The Vedic/Vastu planned and designed community of Maharishi Vedic City in southeast Iowa offers a number of interesting and insightful lessons for planners. Here are the ten primary lessons from researching and visiting this unique sustainable city:
- Maharishi Vedic City has had the advantage of a largely blank canvas from which to work with, as well as the foresight to avoid mistakes made previously elsewhere. In Maharishi Vedic City, the zoning code is even written in a manner that prohibits unsustainable practices before they can become commonplace.
- The Vedic/Vastu architectural designs and the “garden city” layout of the city are harmonious within a rural Midwestern agricultural setting.
- It shouldn’t take ordinances like those found in Maharishi Vedic City to assure a healthy and sustainable community, it should only take common sense. Unfortunately, under our system of predatory and exploitive capitalism, common sense usually loses out to greed. Perhaps, that’s one reason why Maharishi Vedic City is such a refreshing breath of fresh air amidst a nation overrun with sameness.
- The geometric Mandala neighborhood designs employed here preserve and enhance open space, while most historic Western designs largely overrun nature with structures and impervious surfaces.
- Maharishi Vedic City is an entire community of one zoning category. While this may sound dysfunctional, it actually works by using nature as the transitional zone between differing categories of land uses.

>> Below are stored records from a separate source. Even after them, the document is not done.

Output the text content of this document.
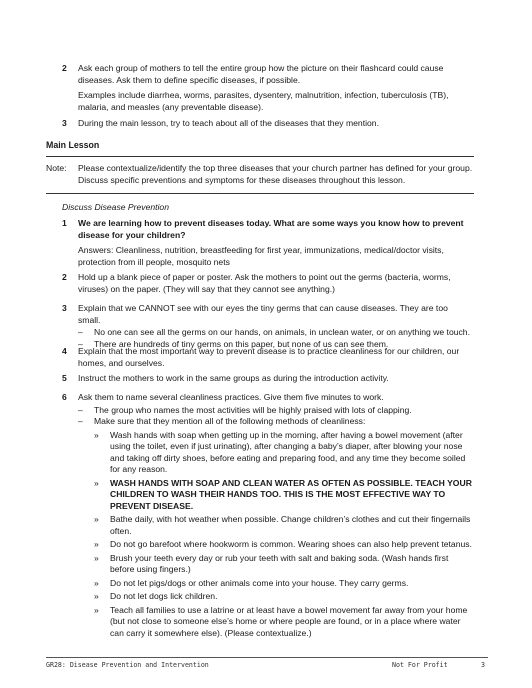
2 Ask each group of mothers to tell the entire group how the picture on their flashcard could cause diseases. Ask them to define specific diseases, if possible.

Examples include diarrhea, worms, parasites, dysentery, malnutrition, infection, tuberculosis (TB), malaria, and measles (any preventable disease).

3 During the main lesson, try to teach about all of the diseases that they mention.

Main Lesson
Note: Please contextualize/identify the top three diseases that your church partner has defined for your group. Discuss specific preventions and symptoms for these diseases throughout this lesson.
Discuss Disease Prevention
1 We are learning how to prevent diseases today. What are some ways you know how to prevent disease for your children?

Answers: Cleanliness, nutrition, breastfeeding for first year, immunizations, medical/doctor visits, protection from ill people, mosquito nets

2 Hold up a blank piece of paper or poster. Ask the mothers to point out the germs (bacteria, worms, viruses) on the paper. (They will say that they cannot see anything.)

3 Explain that we CANNOT see with our eyes the tiny germs that can cause diseases. They are too small.

– No one can see all the germs on our hands, on animals, in unclean water, or on anything we touch.
– There are hundreds of tiny germs on this paper, but none of us can see them.
4 Explain that the most important way to prevent disease is to practice cleanliness for our children, our homes, and ourselves.

5 Instruct the mothers to work in the same groups as during the introduction activity.

6 Ask them to name several cleanliness practices. Give them five minutes to work.

– The group who names the most activities will be highly praised with lots of clapping.
– Make sure that they mention all of the following methods of cleanliness:
» Wash hands with soap when getting up in the morning, after having a bowel movement (after using the toilet, even if just urinating), after changing a baby’s diaper, after blowing your nose and taking off dirty shoes, before eating and preparing food, and any time they become soiled for any reason.
» WASH HANDS WITH SOAP AND CLEAN WATER AS OFTEN AS POSSIBLE. TEACH YOUR CHILDREN TO WASH THEIR HANDS TOO. THIS IS THE MOST EFFECTIVE WAY TO PREVENT DISEASE.
» Bathe daily, with hot weather when possible. Change children’s clothes and cut their fingernails often.
» Do not go barefoot where hookworm is common. Wearing shoes can also help prevent tetanus.
» Brush your teeth every day or rub your teeth with salt and baking soda. (Wash hands first before using fingers.)
» Do not let pigs/dogs or other animals come into your house. They carry germs.
» Do not let dogs lick children.
» Teach all families to use a latrine or at least have a bowel movement far away from your home (but not close to someone else’s home or where people are found, or in a place where water can carry it somewhere else). (Please contextualize.)
GR28: Disease Prevention and Intervention	Not For Profit	3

- To some, Maharishi Vedic City may seem like low-density sprawl, but in reality it is designed and being built as a garden city composed of ten compact developments interlaced with open space.
- Not many cities or towns can claim more than 50 percent of their land area is open space.
- In fully sustainable communities, certain locally unwanted land uses (a.k.a. LULUs) may actually become a thing of the past. These could include landfills, power plants, junk yards, and the like.
- Despite hard work and good intentions, plans and projections may not come to fruition as quickly as anticipated. That’s when it is most important not to give into the pressure of “traditional market forces,” but to remain consistent with the principles of Vedic/Vastu planning and design. Sometimes, revolutionary ideas take time to jell with the general populace. Any proposed changes should be appropriate with the original intent and goals when the city was established.
- This unique community in southeast Iowa is and will continue to be a fascinating study in the application of Vedic and Vastu principles in the United States. The lessons learned could refashion the entire paradigm of planning and design found here…something which is sorely needed.
10/7/22 Addendum – one more: Maharishi Vedic City was using nature-based solutions (NbS) identified in ancient Vedic/Vastu design principles from India long before it became the latest planning catch-phrase.